How to derive van 't Hoff equation for Henry's law constant?

Question

While studying about Henry's law, I encountered this equation:

$$\frac{\mathrm d\ln H}{\mathrm d(1/T)}= \frac{-\Delta_\text{sol}H }{R},$$

where $\displaystyle\mathrm d(1/T) = -\frac{\mathrm dT}{T^2}$ and the $\displaystyle\frac{\Delta H}{RT^2}$ reminds me of some kind of $\Delta G$ equation.

I didn't know how to derive it, so I searched about it and got nothing. I tried to substitute $H$ (Henry's law constant) by $\gamma\cdot f_i$ where $\gamma$ is the activity coefficient at infinite dilution and $f_i$ is the fugacity of pure species.

But still I have no idea what to do to obtain the formula that I'm familiar with, so I welcome any idea about how to derive or how to reverse engineer the formula.

Answer 1

Assuming Henry's coefficient $\mathcal{H}_i$ is defined by the following relation:

$$ \mathcal{H}_i = \gamma_i^\inf \cdot p_i^\mathrm{sat} $$

Where $\gamma_i^\inf$ is the activity coefficient for an infinite diluted solution and $p_i^\mathrm{sat}$ is the vapor pressure of pure component $i$.

One can try to extrapolate Henry's coefficient at another temperature by assessing the following ratio (this is a common approach in Chemistry, not always valid):

$$ \frac{\mathcal{H}_i(T_1)}{\mathcal{H}_i(T_0)} \approx \frac{\gamma_i^\inf(T_1) \cdot p_i^\mathrm{sat}(T_1)}{\gamma_i^\inf(T_0) \cdot p_i^\mathrm{sat}(T_0)} $$

The RHS maybe rearranged in order to have the well know form of ratio of mixed equilibrium constants $K_i$ considering that bulk concentration are close and ratio of activities also simplifies (over a small range of temperature).

$$ \frac{\mathcal{H}_i(T_1)}{\mathcal{H}_i(T_0)} \approx \frac{\frac{\gamma_i(T_1)\cdot p_i(T_1)}{\eta_i(T_1)\cdot x_i(T_1)}}{\frac{\gamma_i(T_0)\cdot p_i(T_0)}{\eta_i(T_0)\cdot x_i(T_0)}} =\frac{K_i(T_0)}{K_i(T_0)} $$

That is, we are stating that ratio of Henry's constants approximates to the ratio of equilibrium constant because we assume that only ratio of pressure is significant and other ratios tend to unity.

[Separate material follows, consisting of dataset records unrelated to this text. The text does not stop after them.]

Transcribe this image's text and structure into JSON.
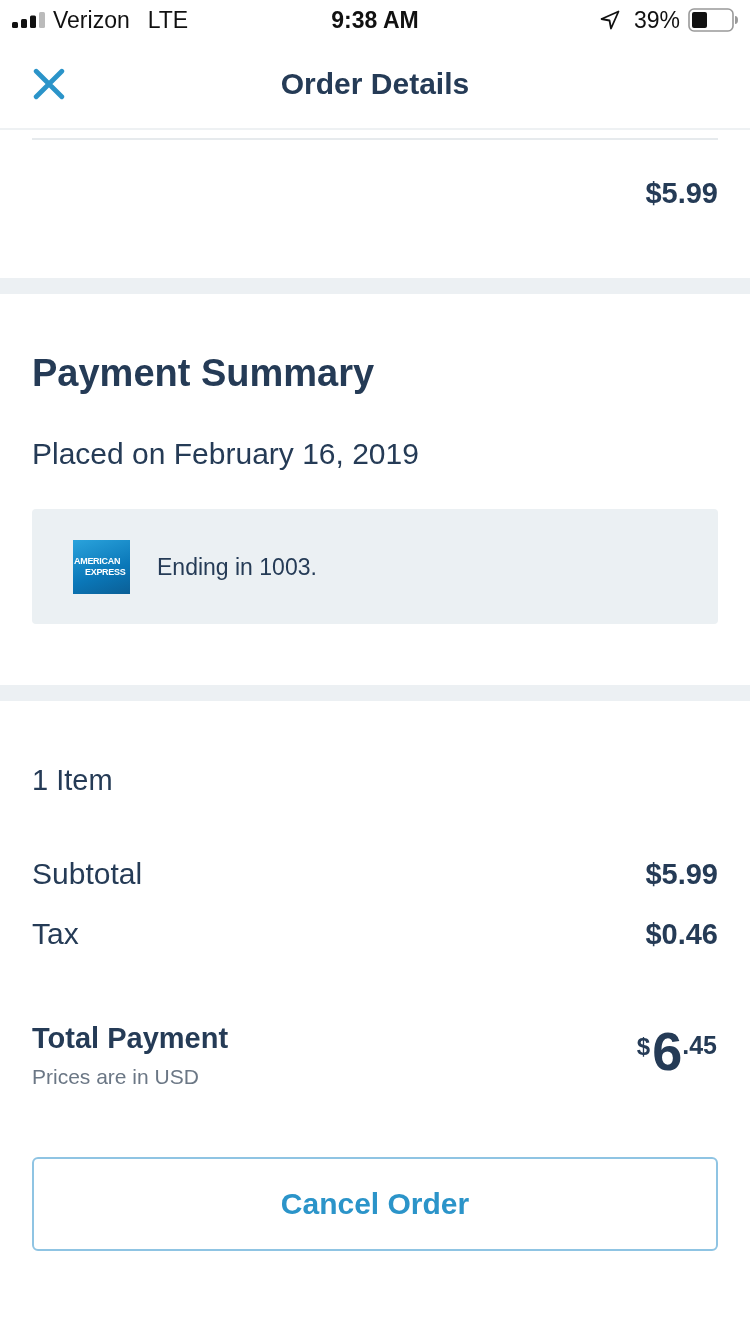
{
  "status_bar": {
    "carrier": "Verizon",
    "network": "LTE",
    "time": "9:38 AM",
    "battery": "39%"
  },
  "nav": {
    "title": "Order Details"
  },
  "item_section": {
    "price": "$5.99"
  },
  "payment_summary": {
    "title": "Payment Summary",
    "placed_on": "Placed on February 16, 2019",
    "card": {
      "logo_text": [
        "AMERICAN",
        "EXPRESS"
      ],
      "label": "Ending in 1003."
    }
  },
  "totals": {
    "item_count": "1 Item",
    "lines": [
      {
        "label": "Subtotal",
        "value": "$5.99"
      },
      {
        "label": "Tax",
        "value": "$0.46"
      }
    ],
    "total": {
      "label": "Total Payment",
      "note": "Prices are in USD",
      "amount": {
        "currency": "$",
        "whole": "6",
        "fraction": ".45"
      }
    }
  },
  "actions": [
    {
      "label": "Cancel Order"
    }
  ]
}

This is, off course, not always acceptable, but in some restrained conditions it might hold.

Where the concerned reaction is the converse of gas solubilization:

$$ \ce{X_{i,(aq)} <=> X_{i,(\mathrm{g})}}{\quad \Delta_\mathrm{R}H = -\Delta_\mathrm{sol}H} $$

And its mixed equilibrium constant:

$$ K_i = \frac{\gamma_i\cdot p_i}{\eta_i \cdot x_i} $$

Then one may apply van 't Hoff relation using enthalpy $\Delta_\mathrm{sol}H$ of the concerned reaction, from its integrated form, it comes:

$$ \frac{\mathcal{H}_i(T_1)}{\mathcal{H}_i(T_0)} \approx \exp\left[\frac{\Delta_\mathrm{sol}H}{R}\left(\frac{1}{T_1}-\frac{1}{T_0}\right)\right] $$

This formulae is generally a good approximation around $\pu{20°C}$ over a small range of temperature. Do not forget that $\Delta_\mathrm{sol}H$ is not a constant but rather a function of temperature.

If you wish to get your definition, you just have to differentiate the last relation with respect to temperature:

$$ \frac{\mathrm{d}\ln(\mathcal{H}_i)}{\mathrm{d}T} \approx \frac{\Delta_\mathrm{R}H}{RT^2} = -\frac{\Delta_\mathrm{sol}H}{RT^2} $$

Or equivalently: $$ \frac{\mathrm{d}\ln(\mathcal{H}_i)}{\mathrm{d}\left(\frac{1}{T}\right)} \approx -\frac{\Delta_\mathrm{R}H}{R} = \frac{\Delta_\mathrm{sol}H}{R} $$